Selembar terpal biru membentuk tenda terpasang di sepetak sawah yang kanan-kirinya dipenuhi pohon jambu merah. Tali tamparnya dibiarkan menggelantung, diikat di antara batang yang dikaitkan dengan ranting-ranting agar tampak kokoh.

Di depannya, satu unit sepeda motor bernomor polisi S-5243-CO keluaran tahun 90-an terparkir dengan penopang miring. Tulisan merk motornya nyaris tak terbaca karena sudah memudarnya cat bodi, joknya pun juga sudah terkelupas sampai terlihat gabus.

Di alasnya yang juga terbeber terpal biru, ratusan belimbing berbagai ukuran dibiarkan berserakan. Tiga orang duduk di antara serakan belimbing-belimbing itu. Tugasnya berbeda, satu membersihkan, satu memilih dan satunya memilah.

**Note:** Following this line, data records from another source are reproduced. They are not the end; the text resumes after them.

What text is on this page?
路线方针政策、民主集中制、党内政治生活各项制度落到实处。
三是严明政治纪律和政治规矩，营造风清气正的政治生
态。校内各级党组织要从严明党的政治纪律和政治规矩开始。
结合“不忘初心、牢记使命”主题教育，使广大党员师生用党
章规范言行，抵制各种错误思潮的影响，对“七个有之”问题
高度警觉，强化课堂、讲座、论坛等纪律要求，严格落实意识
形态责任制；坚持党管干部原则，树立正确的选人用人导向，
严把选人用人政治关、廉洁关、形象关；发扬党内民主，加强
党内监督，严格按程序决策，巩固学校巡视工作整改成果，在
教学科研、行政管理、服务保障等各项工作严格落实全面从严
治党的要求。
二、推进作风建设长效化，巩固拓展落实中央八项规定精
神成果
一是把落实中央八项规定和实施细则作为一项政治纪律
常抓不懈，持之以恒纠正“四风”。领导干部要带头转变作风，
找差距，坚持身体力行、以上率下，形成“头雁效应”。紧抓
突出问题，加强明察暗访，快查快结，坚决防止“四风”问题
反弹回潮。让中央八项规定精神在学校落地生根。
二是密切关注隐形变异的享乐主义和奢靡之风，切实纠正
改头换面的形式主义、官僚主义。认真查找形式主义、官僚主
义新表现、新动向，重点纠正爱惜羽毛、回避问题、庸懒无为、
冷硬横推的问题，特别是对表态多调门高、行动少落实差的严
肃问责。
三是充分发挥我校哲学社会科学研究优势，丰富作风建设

"Yang besar ini untuk dikirim dan dijual lagi," ucap salah seorang di antara mereka.

Rambutnya sudah memutih, begitu juga di bagian kumis dan jenggotnya. Giginya sudah tak rata, tampak jelas kerutan di kulit pipi dan dahinya. Tapi logat bicaranya tetap tak terbata, suaranya pun masih lantang.

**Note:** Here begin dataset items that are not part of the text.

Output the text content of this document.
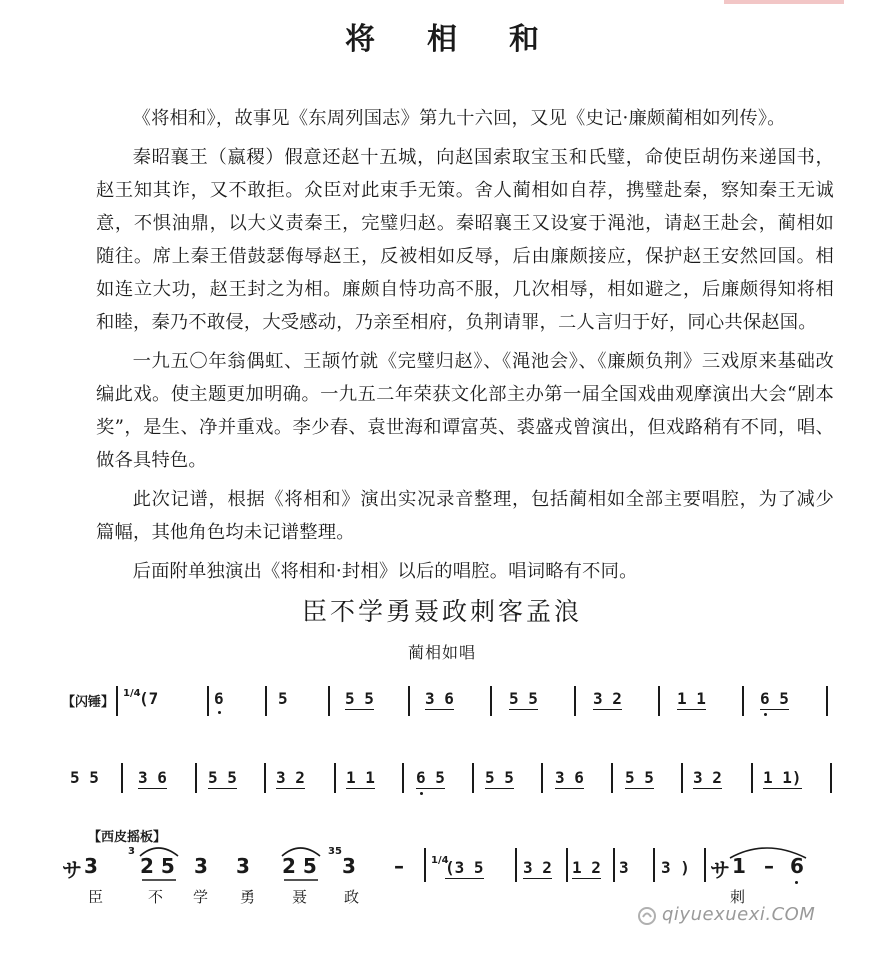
将相和

《将相和》，故事见《东周列国志》第九十六回，又见《史记·廉颇蔺相如列传》。

秦昭襄王（嬴稷）假意还赵十五城，向赵国索取宝玉和氏璧，命使臣胡伤来递国书，赵王知其诈，又不敢拒。众臣对此束手无策。舍人蔺相如自荐，携璧赴秦，察知秦王无诚意，不惧油鼎，以大义责秦王，完璧归赵。秦昭襄王又设宴于渑池，请赵王赴会，蔺相如随往。席上秦王借鼓瑟侮辱赵王，反被相如反辱，后由廉颇接应，保护赵王安然回国。相如连立大功，赵王封之为相。廉颇自恃功高不服，几次相辱，相如避之，后廉颇得知将相和睦，秦乃不敢侵，大受感动，乃亲至相府，负荆请罪，二人言归于好，同心共保赵国。

一九五〇年翁偶虹、王颉竹就《完璧归赵》、《渑池会》、《廉颇负荆》三戏原来基础改编此戏。使主题更加明确。一九五二年荣获文化部主办第一届全国戏曲观摩演出大会“剧本奖”，是生、净并重戏。李少春、袁世海和谭富英、裘盛戎曾演出，但戏路稍有不同，唱、做各具特色。

此次记谱，根据《将相和》演出实况录音整理，包括蔺相如全部主要唱腔，为了减少篇幅，其他角色均未记谱整理。

后面附单独演出《将相和·封相》以后的唱腔。唱词略有不同。

臣不学勇聂政刺客孟浪
蔺相如唱
【闪锤】
1/4
(7	6	5	5 5	3 6	5 5	3 2	1 1	6 5
5 5 3 6	5 5 3 2	1 1	6 5	5 5	3 6	5 5 3 2	1 1)
【西皮摇板】
サ 3
3
2 5 3 3 2 5
35
3 –	1/4
(3 5 3 2 1 2 3 3 ) サ 1 – 6
臣	不 学 勇 聂 政	刺
qiyuexuexi.COM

Namanya Jainuri. Mbah Nur, begitu ia akrab disapa. Satu di antara beberapa orang perintis petani belimbing di Desa Ngringinrejo, Kecamatan Kalitidu, Kabupaten Bojonegoro, Jawa Timur.

"Pakai J, bukan Z ya. Usia 61, istri satu, anak satu dan cucu dua," katanya memperkenalkan diri saat berbincang santai di lahan jambunya sembari menyantap irisan belimbing miliknya yang sengaja disuguhkan.

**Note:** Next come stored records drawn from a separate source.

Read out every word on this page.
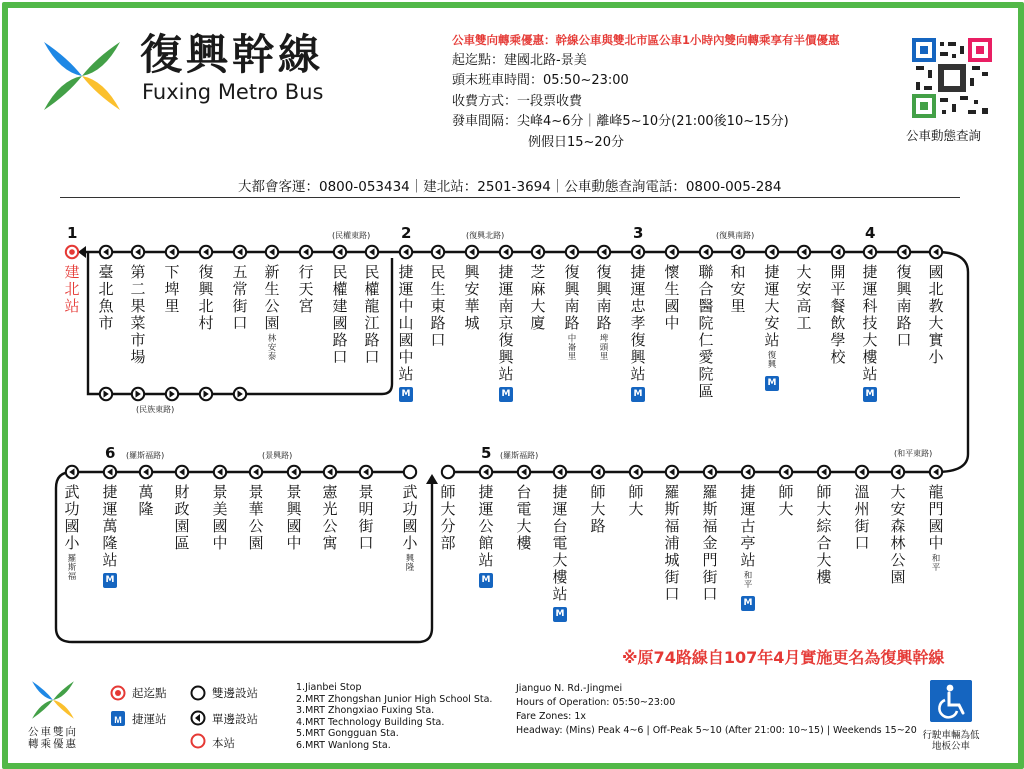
復興幹線
Fuxing Metro Bus
公車雙向轉乘優惠：幹線公車與雙北市區公車1小時內雙向轉乘享有半價優惠
起迄點：建國北路-景美
頭末班車時間：05:50~23:00
收費方式：一段票收費
發車間隔：尖峰4~6分｜離峰5~10分(21:00後10~15分)
例假日15~20分	公車動態查詢
大都會客運：0800-053434｜建北站：2501-3694｜公車動態查詢電話：0800-005-284
建
北
站
1
臺
北
魚
市
第
二
果
菜
市
場
下
埤
里
復
興
北
村
五
常
街
口
新
生
公
園
林
安
泰
行
天
宮
民
權
建
國
路
口
民
權
龍
江
路
口
捷
運
中
山
國
中
站
M
2
民
生
東
路
口
興
安
華
城
捷
運
南
京
復
興
站
M
芝
麻
大
廈
復
興
南
路
中
崙
里
復
興
南
路
埤
頭
里
捷
運
忠
孝
復
興
站
M
3
懷
生
國
中
聯
合
醫
院
仁
愛
院
區
和
安
里
捷
運
大
安
站
復
興
M
大
安
高
工
開
平
餐
飲
學
校
捷
運
科
技
大
樓
站
M
4
復
興
南
路
口
國
北
教
大
實
小
武
功
國
小
羅
斯
福
捷
運
萬
隆
站
M
6
萬
隆
財
政
園
區
景
美
國
中
景
華
公
園
景
興
國
中
憲
光
公
寓
景
明
街
口
武
功
國
小
興
隆
師
大
分
部
捷
運
公
館
站
M
5
台
電
大
樓
捷
運
台
電
大
樓
站
M
師
大
路
師
大
羅
斯
福
浦
城
街
口
羅
斯
福
金
門
街
口
捷
運
古
亭
站
和
平
M
師
大
師
大
綜
合
大
樓
溫
州
街
口
大
安
森
林
公
園
龍
門
國
中
和
平
(民權東路)	(復興北路)	(復興南路)
(和平東路)
(民族東路)
(羅斯福路)	(景興路)	(羅斯福路)
※原74路線自107年4月實施更名為復興幹線
公車雙向轉乘優惠
起迄點
M 捷運站
雙邊設站
單邊設站
本站
1.Jianbei Stop
2.MRT Zhongshan Junior High School Sta.
3.MRT Zhongxiao Fuxing Sta.
4.MRT Technology Building Sta.
5.MRT Gongguan Sta.
6.MRT Wanlong Sta.
Jianguo N. Rd.-Jingmei
Hours of Operation: 05:50~23:00
Fare Zones: 1x
Headway: (Mins) Peak 4~6 | Off-Peak 5~10 (After 21:00: 10~15) | Weekends 15~20 行駛車輛為低地板公車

Selain petani belimbing, Mbah Nur adalah petani jambu di desa setempat. Namanya pun unik, Jambu Aladin, artinya "Alhamdulillah bisa langsung dinikmati".

"Maksudnya, siapa saja yang datang kemari bisa makan jambu sepuasnya. Alhamdulillah-kan," katanya sambil tertawa lepas.

Menuju ke lahan miliknya pun penuh "perjuangan". Tak hanya harus melintasi jalan setapak serta berkelok sejauh lebih dari satu kilometer dari gasebo utama desa, namun sesekali di jalanan harus menunduk melewati pepohonan, seperti bambu, pohon pisang, hingga alang-alang.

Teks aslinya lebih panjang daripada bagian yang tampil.